- Born: 29 December 1965 (age 60) London, England, UK
- Occupation: Journalist
- Years active: 1984–present
- Known for: Editor of Wisden Cricketers' Almanack Australia
- Relatives: Sir Rupert Oakley Shoobridge (great-grandfather) Louis Shoobridge Sr. (great-great-grandfather) Ebenezer Shoobridge (great-great-great-grandfather)

= Gideon Haigh =

Australian journalist and non-fiction author

Gideon Clifford Jeffrey Davidson Haigh (born 29 December 1965) is an Australian journalist and non-fiction author who writes about sport (especially cricket), business and crime in Australia. He was born in London, was raised in Geelong, and lives in Melbourne.

== Career ==
Haigh began his career as a journalist, writing on business for The Age newspaper from 1984 to 1992 and for The Australian from 1993 to 1995. He has since contributed to over 70 newspapers and magazines, both on business topics and on sport, mostly cricket. He wrote regularly for The Guardian during the 2006–07 Ashes series and has featured also in The Times and the Financial Times. He was senior cricket writer for The Australian, with his final column published at the conclusion of the 2023 Ashes series.

Haigh has authored 51 books and edited seven more. Of those on a cricketing theme, his historical works includes The Cricket War and Summer Game. He has written two biographies, The Big Ship (of Warwick Armstrong) and Mystery Spinner (of Jack Iverson); the latter was The Cricket Society's "Book of the Year", short-listed for the William Hill Sports Book of the Year and dubbed "a classic" by The Sunday Times; anthologies of his writings Ashes 2005 and Game for Anything, as well as Many a Slip (the humorous diary of a club cricket season) and The Vincibles, his story of the South Yarra Cricket Club of which he is a life member and perennial vice-president and for whose newsletter he has written about cricket the longest. He has also published several books on business-related topics, such as The Battle for BHP, Asbestos House (which details the James Hardie asbestos controversy) and Bad Company, an examination of the CEO phenomenon. He mostly publishes with Aurum Press. He has won the annual Jack Pollard Trophy for the best Australian cricket book six times.

Haigh was appointed editor of the Wisden Cricketers' Almanack Australia for 1999–2000 and 2000–01. Since March 2006, he has been a regular panellist on the ABC television sports panel show Offsiders. He was also a regular co-host on The Conversation Hour with Jon Faine on 774 ABC Melbourne until near the end of 2006.

Haigh has been critical of what he regards as the deification of Sir Donald Bradman and "the cynical exploitation of his name by the mediocre and the greedy". He did so in a September 1998 article in Wisden Cricket Monthly entitled "Sir Donald Brandname". Haigh has been critical of Bradman's biographer Roland Perry, writing in The Australian that Perry's biography was guilty of "glossing over or ignoring anything to Bradman's discredit".
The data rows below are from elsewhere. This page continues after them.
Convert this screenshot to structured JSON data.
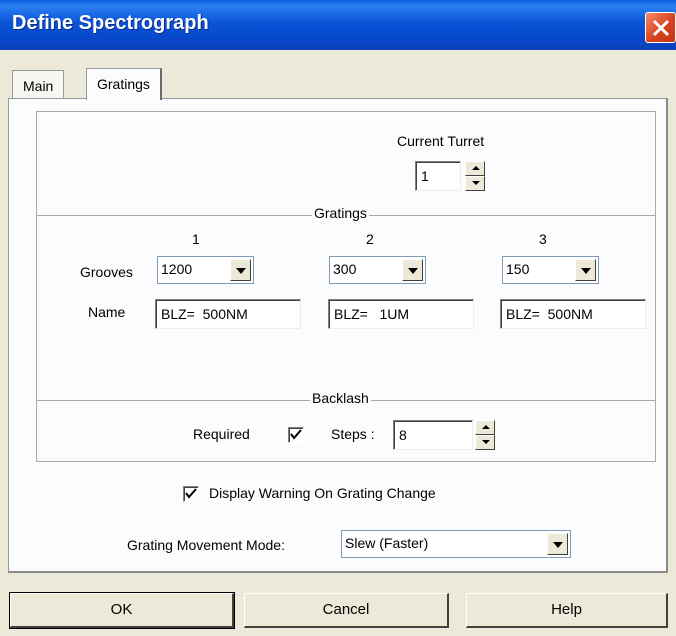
{
  "window": {
    "title": "Define Spectrograph"
  },
  "tabs": [
    {
      "label": "Main"
    },
    {
      "label": "Gratings"
    }
  ],
  "turret": {
    "label": "Current Turret",
    "value": "1"
  },
  "gratings": {
    "legend": "Gratings",
    "grooves_label": "Grooves",
    "name_label": "Name",
    "columns": [
      {
        "header": "1",
        "grooves": "1200",
        "name": "BLZ=  500NM"
      },
      {
        "header": "2",
        "grooves": "300",
        "name": "BLZ=   1UM"
      },
      {
        "header": "3",
        "grooves": "150",
        "name": "BLZ=  500NM"
      }
    ]
  },
  "backlash": {
    "legend": "Backlash",
    "required_label": "Required",
    "required_checked": true,
    "steps_label": "Steps :",
    "steps_value": "8"
  },
  "display_warning": {
    "label": "Display Warning On Grating Change",
    "checked": true
  },
  "movement_mode": {
    "label": "Grating Movement Mode:",
    "value": "Slew (Faster)"
  },
  "buttons": {
    "ok": "OK",
    "cancel": "Cancel",
    "help": "Help"
  }
}
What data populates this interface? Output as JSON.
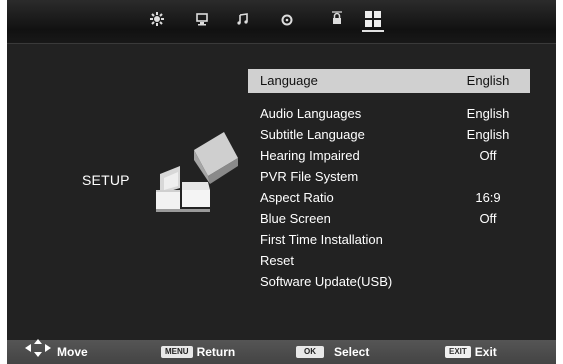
{
  "topbar": {
    "icons": [
      "picture-icon",
      "monitor-icon",
      "music-icon",
      "timer-icon",
      "lock-icon",
      "setup-grid-icon"
    ],
    "active_icon": "setup-grid-icon"
  },
  "setup": {
    "label": "SETUP"
  },
  "menu": {
    "items": [
      {
        "label": "Language",
        "value": "English",
        "selected": true
      },
      {
        "label": "Audio Languages",
        "value": "English"
      },
      {
        "label": "Subtitle Language",
        "value": "English"
      },
      {
        "label": "Hearing Impaired",
        "value": "Off"
      },
      {
        "label": "PVR File System",
        "value": ""
      },
      {
        "label": "Aspect Ratio",
        "value": "16:9"
      },
      {
        "label": "Blue Screen",
        "value": "Off"
      },
      {
        "label": "First Time Installation",
        "value": ""
      },
      {
        "label": "Reset",
        "value": ""
      },
      {
        "label": "Software Update(USB)",
        "value": ""
      }
    ]
  },
  "hints": {
    "move": "Move",
    "menu_key": "MENU",
    "return": "Return",
    "ok_key": "OK",
    "select": "Select",
    "exit_key": "EXIT",
    "exit": "Exit"
  },
  "colors": {
    "background": "#222222",
    "highlight": "#d0d0d0",
    "text": "#ffffff"
  }
}
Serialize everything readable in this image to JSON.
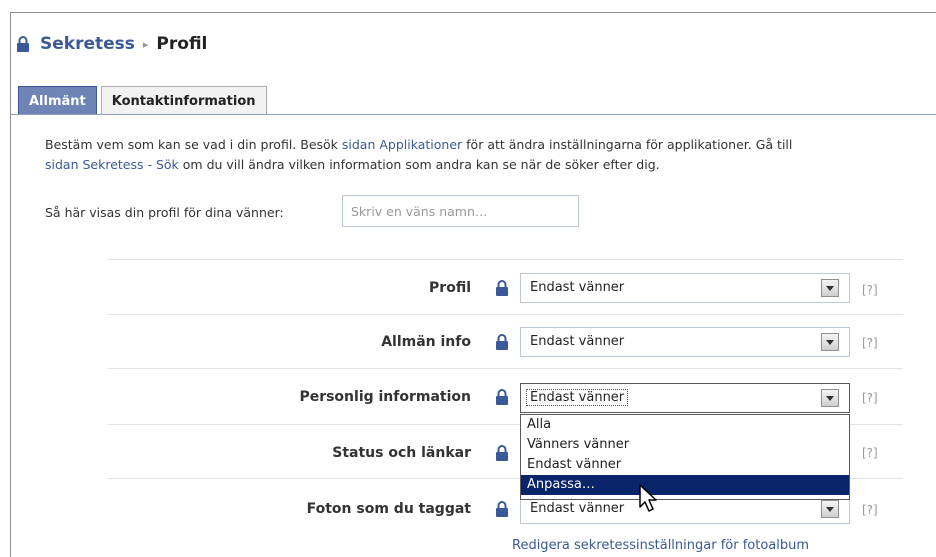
{
  "breadcrumb": {
    "section": "Sekretess",
    "separator": "▸",
    "current": "Profil"
  },
  "tabs": [
    {
      "label": "Allmänt",
      "active": true
    },
    {
      "label": "Kontaktinformation",
      "active": false
    }
  ],
  "intro": {
    "part1": "Bestäm vem som kan se vad i din profil. Besök ",
    "link1": "sidan Applikationer",
    "part2": " för att ändra inställningarna för applikationer. Gå till",
    "link2": "sidan Sekretess - Sök",
    "part3": " om du vill ändra vilken information som andra kan se när de söker efter dig."
  },
  "preview": {
    "label": "Så här visas din profil för dina vänner:",
    "placeholder": "Skriv en väns namn…"
  },
  "rows": [
    {
      "label": "Profil",
      "value": "Endast vänner",
      "help": "[?]"
    },
    {
      "label": "Allmän info",
      "value": "Endast vänner",
      "help": "[?]"
    },
    {
      "label": "Personlig information",
      "value": "Endast vänner",
      "help": "[?]"
    },
    {
      "label": "Status och länkar",
      "value": "",
      "help": "[?]"
    },
    {
      "label": "Foton som du taggat",
      "value": "Endast vänner",
      "help": "[?]"
    }
  ],
  "dropdown": {
    "options": [
      "Alla",
      "Vänners vänner",
      "Endast vänner",
      "Anpassa…"
    ],
    "highlighted": "Anpassa…"
  },
  "album_link": "Redigera sekretessinställningar för fotoalbum",
  "colors": {
    "brand": "#3b5998",
    "tab_active": "#6d84b4",
    "highlight": "#0a246a"
  }
}
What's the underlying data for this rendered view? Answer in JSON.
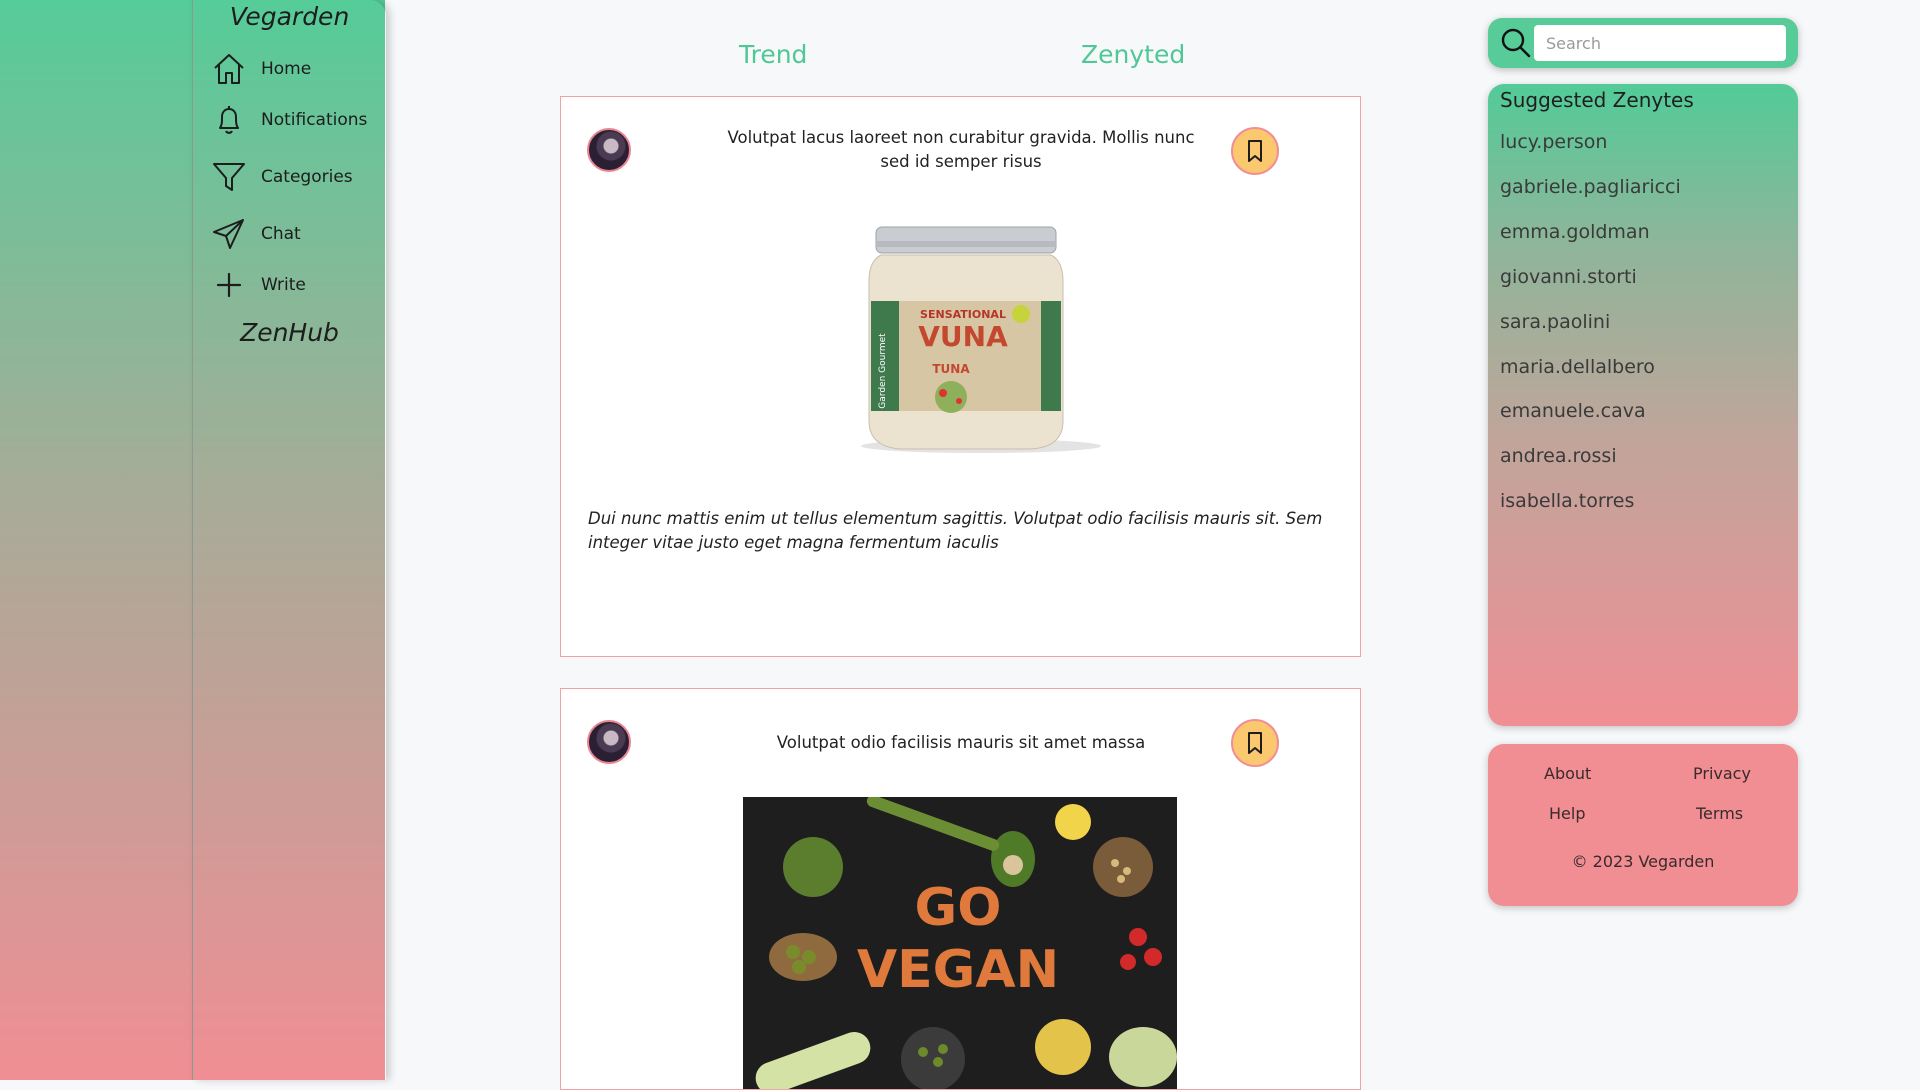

Haigh won the John Curtin Prize for Journalism in the Victorian Premier's Literary Awards in 2006 for his essay "Information Idol: How Google is making us stupid", which was published in The Monthly magazine. He asserted that the quality of discourse could suffer as a source of information's worth is judged by Google according to its previous degree of exposure to the status quo. He believes the pool of information available to those using Google as their sole avenue of inquiry is inevitably limited and possibly compromised due to covert commercial influences.

Haigh blogged on the 2009 Ashes series for The Wisden Cricketer.

Haigh addressed the tenth Bradman Oration in Melbourne on 24 October 2012. He delivered the inaugural Jack Marsh History Lecture in 2015 at the Sydney Cricket Ground on "How Victor Trumper Changed Cricket Forever".

Haigh was co-presenter of the Cricket, Et Cetera podcast for The Australian with fellow cricket journalist Peter Lalor; however, The Australian management ended both presenters' involvement with the podcast when Haigh left the newspaper after the 2023 Ashes series. Lalor and Haigh have reunited their partnership in a new independent podcast and Substack website called Cricket Et Al.

In March 2024, Haigh was flown to Israel by the Australia/Israel & Jewish Affairs Council (AIJAC), and wrote about his experiences there in an essay entitled "Highways to a war".

== Personal life ==

Haigh was a resident at Trinity College from 1984, although he did not study at university. Haigh lives in Melbourne with his family. Haigh's partner from 2002 to 2005 was Sally Warhaft, who edited The Monthly until April 2009. Haigh stated that he would not write for The Monthly after Warhaft's controversial departure.